Fang Qiangqiang, a 4 year-old, is sent to a boarding house kindergarten because his grandmother has returned to the countryside and his father, we gather from the brief shots of his workmen clothes, has other worries. There is no mention of a mother. Young Fang Qiangqiang is introduced to the factory-like environment of the kindergarten - the long straight rows of long tables in the dining room, the 2 long rows of concrete drains that serve as latrines, the uniform cots in the dormintory, and the giant building blocks in the indoor playroom are geared towards efficiency and uniformity of process and production. What more, once outdoors, you realise that the kindergarten is set in a complex not unlike the Forbidden City - old but previously grand and palatial chinese architecture with their stone balustrades, courtyards, lush gardens and miniature stone bridges (perhaps this is alluding to the phenomenon of "Children Palaces", a name given to kindergartens in a China that so loves its children). You learn through a few happy scenes of play amidst this complex of buildings and gardens that part of it is used by the military as a parade groud and another by a hospital.


The audience may notice these troubling images, but our suspicions are at first distracted by 2 things. First, we may think that this being a Chinese film, such seemingly surreal juxtapositions and suggestions of oppression could just be part of life in China. Second, the cinematograhy and art direction cleverly disguises these settings and images with nostalgic pinks, baby blues, beige and the occasional reds. The film is nothing if not beautifully shot and composed, with colours and images belonging to a 50s children's book. In the same way, even if the Head Teacher Li may seem a tad controlling, she gamely plays with the children and her teachings are always about personal hygience and independent living - lessons which most parents will not doubt the "usefulness" and "correctness" of. There is even a pretty, kind and generous younger teacher to give the audience hope. As such, we may be tempted not to romanticise too much Fang Qiangqiang's rebelliousness.
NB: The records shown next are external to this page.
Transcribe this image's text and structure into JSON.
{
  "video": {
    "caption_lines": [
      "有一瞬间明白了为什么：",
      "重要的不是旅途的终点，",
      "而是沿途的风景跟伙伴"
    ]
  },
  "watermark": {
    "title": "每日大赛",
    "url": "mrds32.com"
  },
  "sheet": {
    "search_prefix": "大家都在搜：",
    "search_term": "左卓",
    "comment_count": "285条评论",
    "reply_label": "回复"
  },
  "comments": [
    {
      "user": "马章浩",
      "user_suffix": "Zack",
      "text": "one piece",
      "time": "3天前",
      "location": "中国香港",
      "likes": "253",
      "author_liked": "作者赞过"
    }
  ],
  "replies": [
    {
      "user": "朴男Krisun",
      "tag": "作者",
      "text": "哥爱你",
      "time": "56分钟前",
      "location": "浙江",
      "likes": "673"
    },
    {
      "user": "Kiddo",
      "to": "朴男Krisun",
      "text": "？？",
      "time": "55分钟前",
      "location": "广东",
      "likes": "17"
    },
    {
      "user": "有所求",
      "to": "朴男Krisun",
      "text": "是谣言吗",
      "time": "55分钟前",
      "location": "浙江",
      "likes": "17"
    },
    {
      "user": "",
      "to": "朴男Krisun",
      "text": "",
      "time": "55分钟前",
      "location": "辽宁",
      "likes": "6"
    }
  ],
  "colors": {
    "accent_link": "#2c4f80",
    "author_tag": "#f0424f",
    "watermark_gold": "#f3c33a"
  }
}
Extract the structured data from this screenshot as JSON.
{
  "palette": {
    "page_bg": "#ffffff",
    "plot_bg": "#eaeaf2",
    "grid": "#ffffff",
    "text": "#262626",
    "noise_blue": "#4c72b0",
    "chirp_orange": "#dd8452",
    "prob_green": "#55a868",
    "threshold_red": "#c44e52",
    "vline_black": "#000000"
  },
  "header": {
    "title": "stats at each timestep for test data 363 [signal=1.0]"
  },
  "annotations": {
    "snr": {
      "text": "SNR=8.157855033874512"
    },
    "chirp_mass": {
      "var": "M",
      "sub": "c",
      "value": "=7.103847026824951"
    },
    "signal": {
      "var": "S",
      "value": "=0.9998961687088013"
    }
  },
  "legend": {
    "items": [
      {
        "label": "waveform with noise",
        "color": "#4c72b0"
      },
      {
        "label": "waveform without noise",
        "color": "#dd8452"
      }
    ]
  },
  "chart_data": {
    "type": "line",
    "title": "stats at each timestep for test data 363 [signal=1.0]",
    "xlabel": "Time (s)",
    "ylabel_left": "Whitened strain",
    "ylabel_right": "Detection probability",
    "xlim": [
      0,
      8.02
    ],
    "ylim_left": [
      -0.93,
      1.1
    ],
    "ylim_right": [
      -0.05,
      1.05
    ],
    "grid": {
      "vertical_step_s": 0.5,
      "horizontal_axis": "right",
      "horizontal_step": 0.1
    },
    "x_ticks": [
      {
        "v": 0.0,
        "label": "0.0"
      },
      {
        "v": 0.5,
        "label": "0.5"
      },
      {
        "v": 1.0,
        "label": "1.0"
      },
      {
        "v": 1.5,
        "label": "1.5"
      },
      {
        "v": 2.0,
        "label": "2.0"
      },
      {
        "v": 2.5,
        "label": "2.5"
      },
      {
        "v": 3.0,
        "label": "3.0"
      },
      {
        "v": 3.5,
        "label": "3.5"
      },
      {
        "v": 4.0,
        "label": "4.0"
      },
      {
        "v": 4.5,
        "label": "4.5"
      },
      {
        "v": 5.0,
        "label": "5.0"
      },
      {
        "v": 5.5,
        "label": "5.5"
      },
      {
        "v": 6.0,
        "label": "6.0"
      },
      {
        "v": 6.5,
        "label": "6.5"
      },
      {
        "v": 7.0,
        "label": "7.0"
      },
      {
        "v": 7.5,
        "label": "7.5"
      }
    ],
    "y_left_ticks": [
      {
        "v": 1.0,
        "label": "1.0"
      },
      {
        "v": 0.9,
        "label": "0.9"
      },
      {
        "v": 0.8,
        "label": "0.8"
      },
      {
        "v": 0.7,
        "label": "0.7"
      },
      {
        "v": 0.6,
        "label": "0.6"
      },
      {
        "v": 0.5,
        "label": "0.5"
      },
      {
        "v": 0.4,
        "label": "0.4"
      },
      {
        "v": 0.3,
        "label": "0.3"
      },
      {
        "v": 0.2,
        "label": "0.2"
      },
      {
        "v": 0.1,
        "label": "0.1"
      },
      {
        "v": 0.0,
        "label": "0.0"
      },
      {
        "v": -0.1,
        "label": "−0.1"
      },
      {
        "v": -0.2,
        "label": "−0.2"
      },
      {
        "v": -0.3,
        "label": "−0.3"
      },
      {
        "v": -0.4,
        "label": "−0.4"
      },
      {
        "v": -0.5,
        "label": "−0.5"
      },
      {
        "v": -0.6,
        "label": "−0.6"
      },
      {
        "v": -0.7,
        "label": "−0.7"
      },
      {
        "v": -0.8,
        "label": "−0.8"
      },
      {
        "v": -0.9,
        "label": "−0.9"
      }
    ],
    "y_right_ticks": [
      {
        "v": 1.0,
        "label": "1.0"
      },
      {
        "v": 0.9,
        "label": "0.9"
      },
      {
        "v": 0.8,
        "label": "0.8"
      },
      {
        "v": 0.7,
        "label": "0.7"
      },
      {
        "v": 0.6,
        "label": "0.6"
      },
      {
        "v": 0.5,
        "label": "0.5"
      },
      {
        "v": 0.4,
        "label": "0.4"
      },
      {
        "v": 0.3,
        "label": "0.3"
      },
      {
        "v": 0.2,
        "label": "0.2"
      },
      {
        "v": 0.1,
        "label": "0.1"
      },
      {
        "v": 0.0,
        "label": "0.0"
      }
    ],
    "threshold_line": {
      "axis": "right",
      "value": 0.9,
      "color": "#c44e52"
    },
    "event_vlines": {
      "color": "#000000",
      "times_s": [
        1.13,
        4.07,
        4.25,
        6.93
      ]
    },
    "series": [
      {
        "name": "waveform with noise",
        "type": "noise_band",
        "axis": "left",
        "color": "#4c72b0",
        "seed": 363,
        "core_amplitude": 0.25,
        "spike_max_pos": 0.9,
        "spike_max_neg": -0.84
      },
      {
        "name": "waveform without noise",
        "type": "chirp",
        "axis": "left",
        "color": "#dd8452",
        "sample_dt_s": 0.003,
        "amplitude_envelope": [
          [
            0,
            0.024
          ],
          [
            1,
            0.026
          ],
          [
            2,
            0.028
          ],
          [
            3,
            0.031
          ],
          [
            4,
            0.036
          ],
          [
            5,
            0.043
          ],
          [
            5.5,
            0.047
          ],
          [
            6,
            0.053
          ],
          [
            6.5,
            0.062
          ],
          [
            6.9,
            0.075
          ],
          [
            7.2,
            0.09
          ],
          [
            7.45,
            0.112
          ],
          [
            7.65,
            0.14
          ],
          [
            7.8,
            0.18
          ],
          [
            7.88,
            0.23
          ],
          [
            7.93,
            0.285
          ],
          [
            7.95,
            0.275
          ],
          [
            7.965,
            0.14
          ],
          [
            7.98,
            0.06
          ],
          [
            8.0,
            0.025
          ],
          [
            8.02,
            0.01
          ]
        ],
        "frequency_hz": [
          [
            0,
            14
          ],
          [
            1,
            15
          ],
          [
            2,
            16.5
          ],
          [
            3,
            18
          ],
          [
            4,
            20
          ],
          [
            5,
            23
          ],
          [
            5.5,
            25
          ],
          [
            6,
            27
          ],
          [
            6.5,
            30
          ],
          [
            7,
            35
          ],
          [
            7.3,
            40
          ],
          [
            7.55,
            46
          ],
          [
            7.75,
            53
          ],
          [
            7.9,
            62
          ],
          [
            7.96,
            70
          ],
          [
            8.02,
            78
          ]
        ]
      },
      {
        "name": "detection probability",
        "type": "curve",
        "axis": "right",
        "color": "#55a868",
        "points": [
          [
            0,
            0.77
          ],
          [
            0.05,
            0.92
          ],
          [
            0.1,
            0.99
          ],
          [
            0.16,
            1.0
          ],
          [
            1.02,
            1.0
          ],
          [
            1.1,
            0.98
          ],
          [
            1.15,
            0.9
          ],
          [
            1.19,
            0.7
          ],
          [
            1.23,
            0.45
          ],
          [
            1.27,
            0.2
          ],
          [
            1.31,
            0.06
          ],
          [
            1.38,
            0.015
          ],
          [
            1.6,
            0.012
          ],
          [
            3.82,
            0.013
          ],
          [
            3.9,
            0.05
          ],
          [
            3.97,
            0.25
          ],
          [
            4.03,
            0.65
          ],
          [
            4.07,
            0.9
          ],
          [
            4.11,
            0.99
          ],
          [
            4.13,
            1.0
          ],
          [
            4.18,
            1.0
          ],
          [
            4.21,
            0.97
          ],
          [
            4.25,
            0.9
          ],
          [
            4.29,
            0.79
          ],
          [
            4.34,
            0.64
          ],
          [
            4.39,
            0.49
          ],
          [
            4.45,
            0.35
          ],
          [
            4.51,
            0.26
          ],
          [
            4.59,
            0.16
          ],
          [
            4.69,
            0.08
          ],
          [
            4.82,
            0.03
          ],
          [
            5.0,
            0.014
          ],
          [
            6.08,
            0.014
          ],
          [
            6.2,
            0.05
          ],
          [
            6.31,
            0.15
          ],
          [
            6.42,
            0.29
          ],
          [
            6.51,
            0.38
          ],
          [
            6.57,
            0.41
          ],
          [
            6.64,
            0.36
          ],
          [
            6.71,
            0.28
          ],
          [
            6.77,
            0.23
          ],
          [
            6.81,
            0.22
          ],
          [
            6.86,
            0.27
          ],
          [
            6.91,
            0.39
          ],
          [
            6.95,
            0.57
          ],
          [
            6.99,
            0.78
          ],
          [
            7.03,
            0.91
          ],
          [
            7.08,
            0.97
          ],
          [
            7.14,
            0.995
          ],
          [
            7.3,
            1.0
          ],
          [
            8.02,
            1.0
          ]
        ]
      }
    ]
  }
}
But by the middle of the film, you must be terribly blind not to know that the kindergarten is but a guise for the larger systems of society. At first, individual agency is first to be cajoled and bought with the promise of "little red flowers" (paper flowers stuck handed out to the child, and correspondingly stuck against the child's name on a board) - a reward for the obedient child who performs as instructed. Fang Qiangqiang, despite his rebellious streak, is not immune to this reward system. When his little pigtail is cut off by the head teacher because it risks harboring lice (an ironic reference perhaps to the cutting of pigtails during China's supposed escape from Manchurian monarchic rule into a modern, democratic republic), he is denied his little red flower because Head Teacher Li believes more in negative motivations than positive encouragement. Perhaps hoping to break his rebellious spirit (all 4 short years worth of it!), Head Teacher Li continues to ignore Fang Qiangqiang's attempts to conform.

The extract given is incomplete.